Let me recount the issue. The desired ordering is:
a << a-dot < a-hat << a-dot-hat
The weights would be:
WA << WA+WD < WAH << WAH+WD
where WA means Weight of A, WAH means Weight of A-hat (a primary difference), and WD means Weight of Dot (a primary ignorable)
That is, the dot is a secondary difference and the hat is a primary (letter) difference. Let's expand this out by adding all of the following equivalences. I mark the cases where we transform to FCD also, and show the desired weights after == for the first item in each equivalency group.
A == WA
A-dot == WA+WD
A-hat == WAH
A + hat
A + dot + hat == WAH + WD
A + hat + dot => A + dot + hat (FCD)
A-dot + hat
A-hat + dot => A + dot + hat (FCD)
Because of FCD, the last cases devolved to 3:
1. A + dot + hat
2. A-dot + hat
At build time, we build data for the canonical equivalents of all the characters that are tailored. So we build a table for
A + hat
but none of the other cases. Now, in processing, we deal with #1 correctly, by doing a discontiguous contraction, joining A-hat, to get WAH, then having the weight for the dot come after. But the other two cases don't get touched, so we get a difference that shouldn't exist.
Here are some of the alternatives that would solve the problem for Vietnamese.
Have a flag to fully decompose (NFD, not just FCD). Use that to fully decompose Vietnamese. Expensive.
Note at build time when we see a contraction of X + combining mark, and mark all of the characters containing the base letter of X as needing full decomposition. Thus when we hit a-dot, or a-ring, or anything containing 'a' or 'A', AND that character is followed by a combining mark, we'd decompose fully. Faster, since we don't always decompose, but lookahead, plus new code for a different kind of operation.
Add all the characters that are significant to Vietnamese to the ones that get pre-built table entries. At that point, we'd build and cache all the canonically equivalent cases. Thus A-dot-hat would have a pre-build entry (WAH + WD) – and by equivalence, also A-dot + hat, which would be a contraction that produced WAH + WD also. Much cheaper, and little (though not zero) code. It is not completely general, since it wouldn't handle, say, a+bar_below + hat correctly unless we knew when the rules were built that this combination was important.

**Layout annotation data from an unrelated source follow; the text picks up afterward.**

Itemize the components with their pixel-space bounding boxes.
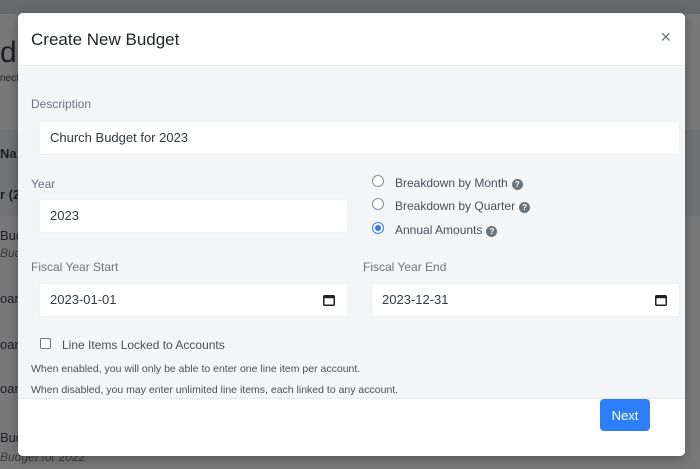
fiscal-year-end-label: Fiscal Year End — [363, 260, 447, 274]
lock-help-enabled: When enabled, you will only be able to e… — [31, 363, 361, 375]
fiscal-year-end-value: 2023-12-31 — [382, 292, 449, 307]
create-budget-modal: Create New Budget × Description Church B… — [18, 13, 685, 456]
radio-annual-amounts[interactable] — [372, 222, 384, 234]
close-icon[interactable]: × — [660, 27, 671, 47]
modal-footer — [18, 398, 685, 456]
radio-label-breakdown-quarter: Breakdown by Quarter? — [395, 199, 531, 213]
radio-breakdown-month[interactable] — [372, 175, 384, 187]
fiscal-year-start-label: Fiscal Year Start — [31, 260, 119, 274]
lock-help-disabled: When disabled, you may enter unlimited l… — [31, 384, 399, 396]
fiscal-year-end-input[interactable]: 2023-12-31 — [371, 283, 680, 317]
modal-title: Create New Budget — [31, 30, 180, 49]
radio-breakdown-quarter[interactable] — [372, 198, 384, 210]
calendar-icon[interactable] — [655, 294, 667, 306]
fiscal-year-start-value: 2023-01-01 — [50, 292, 117, 307]
calendar-icon[interactable] — [323, 294, 335, 306]
next-button[interactable]: Next — [600, 399, 650, 431]
year-input[interactable]: 2023 — [39, 199, 348, 233]
year-label: Year — [31, 177, 56, 191]
line-items-locked-checkbox[interactable] — [40, 338, 51, 349]
description-label: Description — [31, 97, 92, 111]
help-icon[interactable]: ? — [519, 202, 531, 213]
modal-header: Create New Budget × — [18, 13, 685, 66]
modal-body: Description Church Budget for 2023 Year … — [18, 67, 685, 398]
fiscal-year-start-input[interactable]: 2023-01-01 — [39, 283, 348, 317]
line-items-locked-label: Line Items Locked to Accounts — [62, 338, 225, 352]
description-input[interactable]: Church Budget for 2023 — [39, 121, 680, 155]
radio-label-annual-amounts: Annual Amounts? — [395, 223, 498, 237]
help-icon[interactable]: ? — [511, 179, 523, 190]
help-icon[interactable]: ? — [486, 226, 498, 237]
radio-label-breakdown-month: Breakdown by Month? — [395, 176, 523, 190]
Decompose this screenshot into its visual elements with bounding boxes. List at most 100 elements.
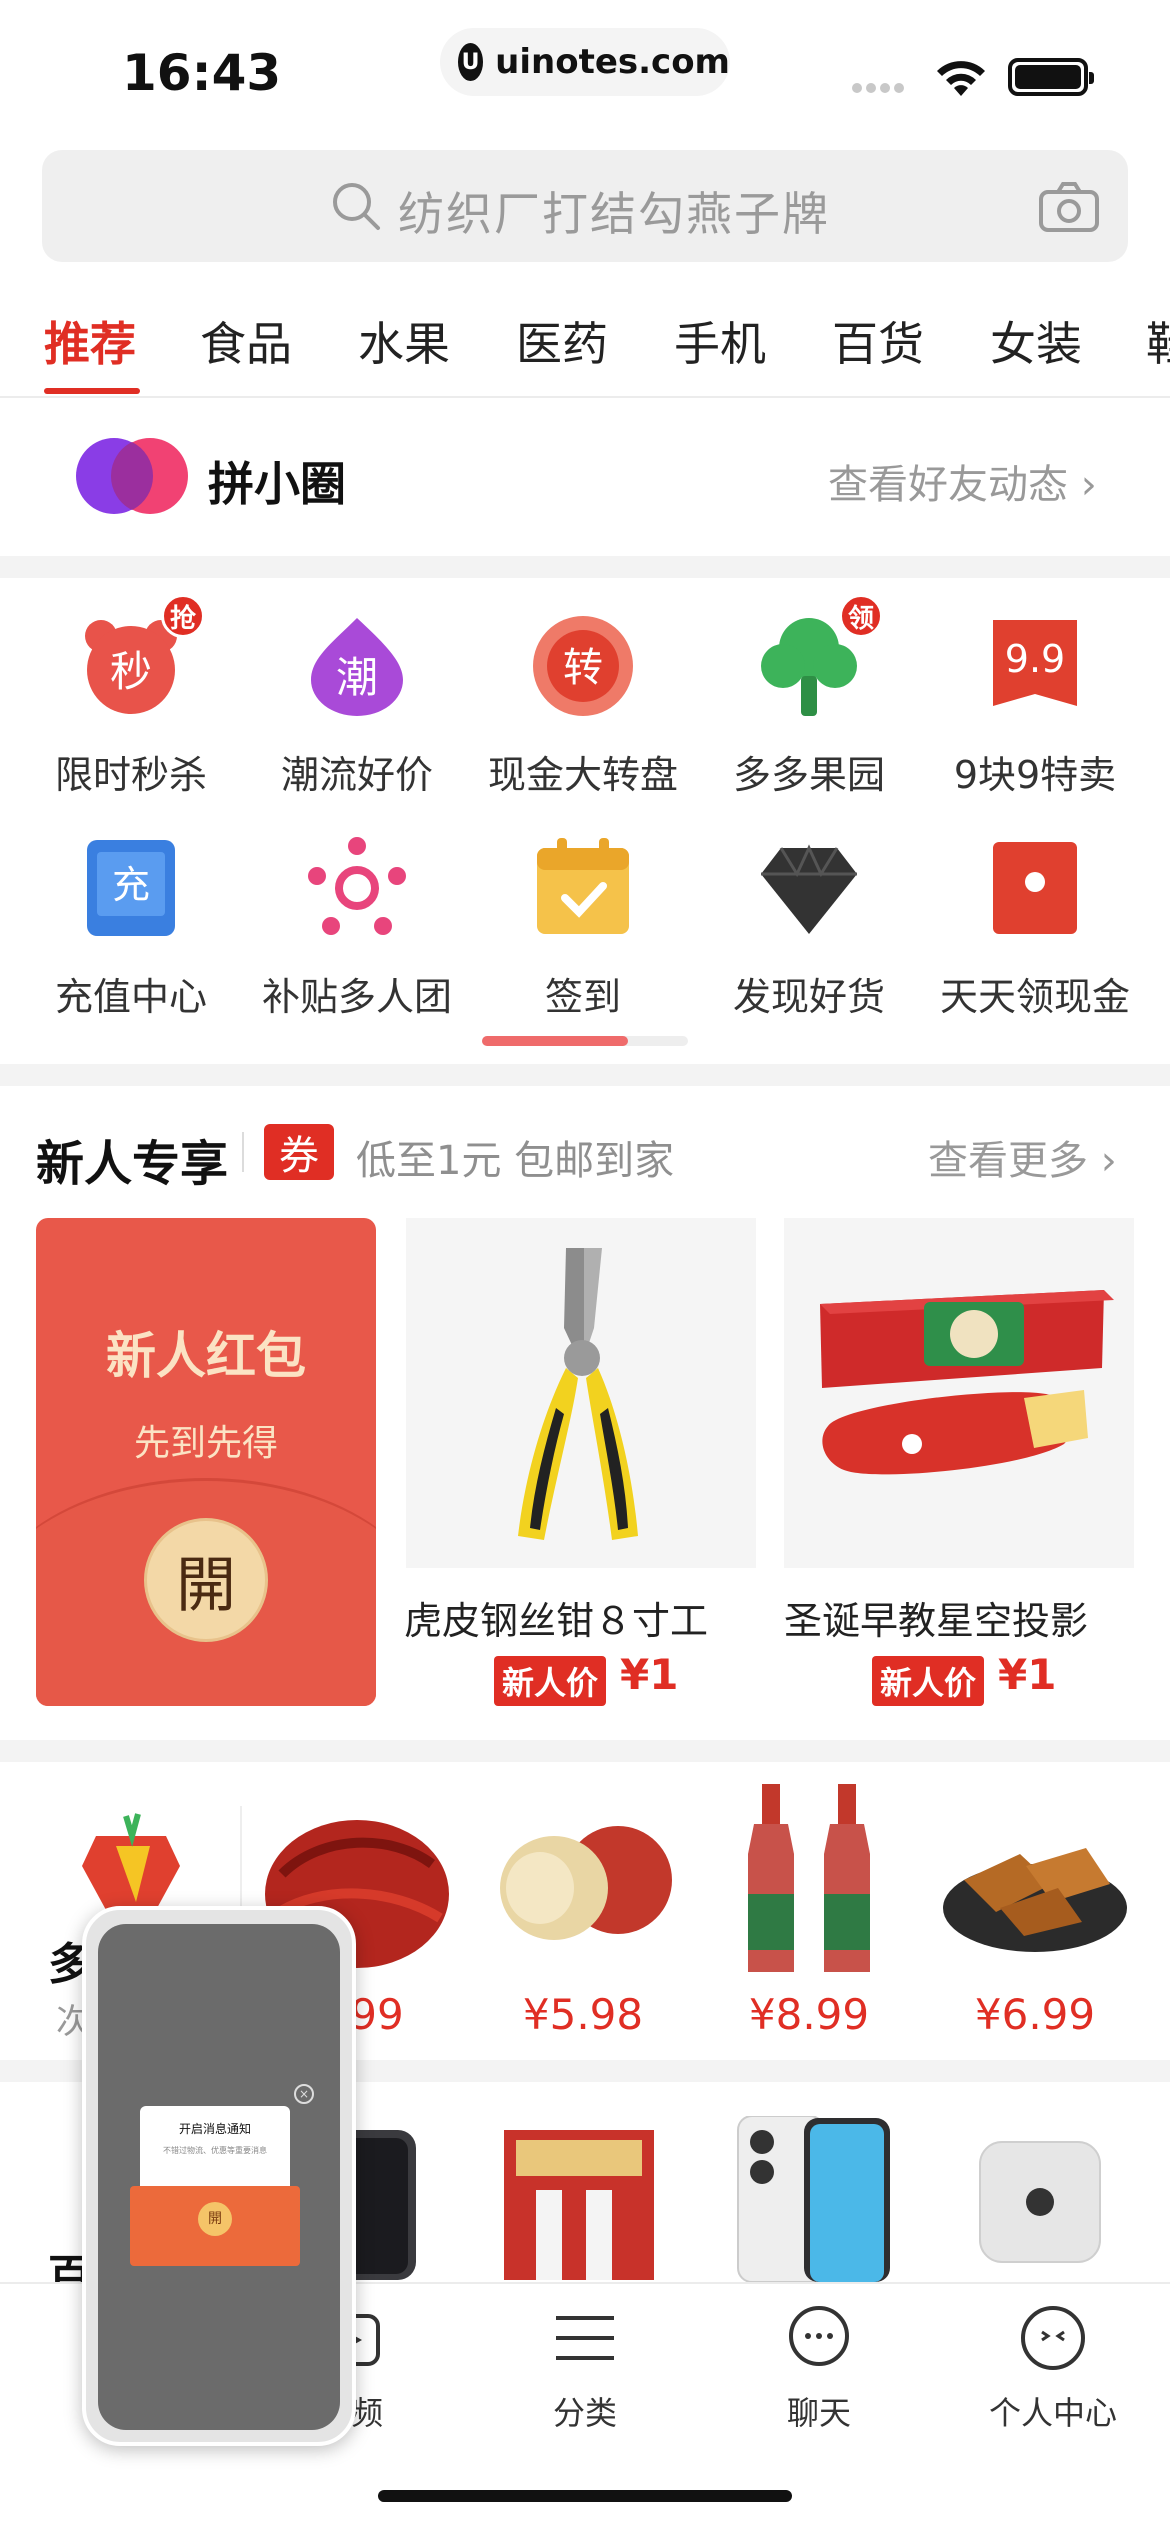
product-image-tofu[interactable] [940,1784,1130,1974]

(The bug doesn't need the CLDR data for fixing in the short term – that can be done wholly in ICU as a special case. But for the longer term, we should add to CLDR.)
More info from Mark Davis on 2007-09-05:
Vladimir and I gnawed at this a bit more, and came up with what we think is the optimal solution. The problem is that with certain precomposed characters, we are not allowing the discontiguous contractions to work, since we don't see the base character if we leave it in FCD. (If it is not in FCD, it's ok, since we force a decomposition in that case.) So here is option 4.
4. When we add a contraction with base + combining (example: a + hat), we find all precomposed characters C that meet the following conditions:
C's canonical decomposition contains the base (example: a)
The combining mark is not blocked. (example: we exclude a-umlaut, because umlaut blocks hat)
The sequence C + combining is not in FCD (example: if our original contraction were a+dot, we exclude C = a-hat)
We then prebuild contractions with each of the C + hat, and add them to the table.
We think this will solve all the general cases of canonical equivalance, with no change to runtime code, some manageable new build code, and a small cost to performance.
A section of the original message was not readable. Here it is with curly braces:
Fixed the code in ucol_elm.cpp and added test cases against this
Please review, thanks!
There problems fixed in trac include:
1. U+1EAC != U+1EA0 U+0302.
2. If the tailing rule contains a accented character at end of contractions,
the FCD is broken. For example:
& a < a\u00EA (a+e with circumflex)
string a\u1EAD( a+e with dot below and circumflex) has same primary weights with "ae" not "a\u00EA".
3. Testing function hasCollationElements() always return false.